Let $\mathscr{A}$ be an internal subset of $^*\mathbb{R}$ that contains a countable family, say $\{a_n\}_{n\in\mathbb{N}}$, of infinitesimal members, that is $a_n\approx 0$ for all $n\in\mathbb{N}$.
We can extend the sequence $a\colon\mathbb{N}\to\mathscr{A}$ to an internal hypersequence with the same name $a\colon{^*\mathbb{N}}\to\mathscr{A}$. It follows that the set $$ \{n\in{^*\mathbb{N}}\mid |a_n|<\frac{1}{n}\} $$ is internal by the Internal Definition Principle and includes $\mathbb{N}$ by our assumption.

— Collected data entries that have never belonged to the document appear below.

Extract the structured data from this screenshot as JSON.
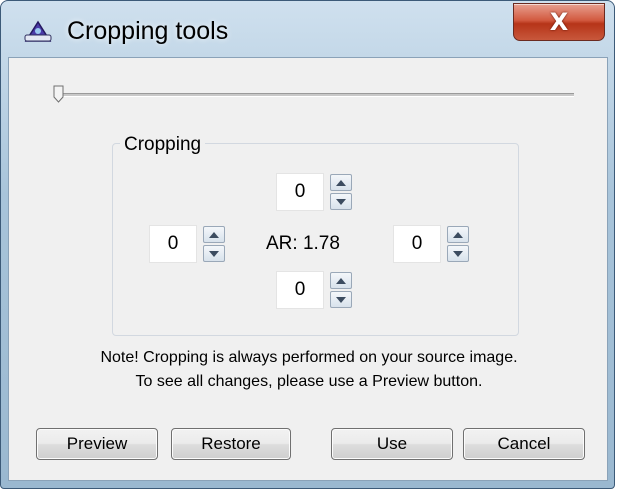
{
  "window": {
    "title": "Cropping tools",
    "close_glyph": "X"
  },
  "slider": {
    "value": 0.0
  },
  "cropping": {
    "group_label": "Cropping",
    "top": "0",
    "left": "0",
    "right": "0",
    "bottom": "0",
    "aspect_ratio_label": "AR: 1.78"
  },
  "note": {
    "line1": "Note! Cropping is always performed on your source image.",
    "line2": "To see all changes, please use a Preview button."
  },
  "buttons": {
    "preview": "Preview",
    "restore": "Restore",
    "use": "Use",
    "cancel": "Cancel"
  },
  "colors": {
    "title_frame": "#a8c4da",
    "close_button": "#c8452a",
    "client_background": "#f0f0f0"
  },
  "icons": {
    "app": "app-logo-icon",
    "close": "close-icon",
    "spin_up": "arrow-up-icon",
    "spin_down": "arrow-down-icon"
  }
}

Hence, by the Overflow Principle, there exists $H\in{^*\mathbb{N}}\setminus\mathbb{N}$ such that $a_N\approx 0$ for all $N\in{^*\mathbb{N}}$ with $N\leq H$.
Since the extended hypersequence $a$ is internal, $\{a_0,\dots,a_H\}$ is an infinite hyperfinite set of infinitesimal elements of $\mathscr{A}$.
Is this procedure correct? Is there a less sophisticated way to prove the statement?
Perhaps a slighly shorter argument exploits saturation. By countable saturation you can find an infinitesimal $\alpha>0$ such that each of the countably many infinitesimals is smaller than $\alpha$ in absolute value. Then the subset $\{x\in\mathcal{A}\colon |x|<\alpha\}$ is internal, infinite, and therefore is infinite hyperfinite.
The existence of such an upper bound $\alpha$ can be established as follows. Suppose not; then wlog we can assume that the sequence $\langle\epsilon_n\colon n\in \mathbb N\rangle$ of positive infinitesimals is nondecreasing. Consider the hyperreal interval $S_n=[\epsilon_n,\frac{1}{n}]$. Then $\langle S_n\colon n\in\mathbb N\rangle$ is a nested sequence and by saturation it must have a common element $c$. But $c$ can be neither infinitesimal nor appreciable. The contradiction proves the existence of $\alpha$.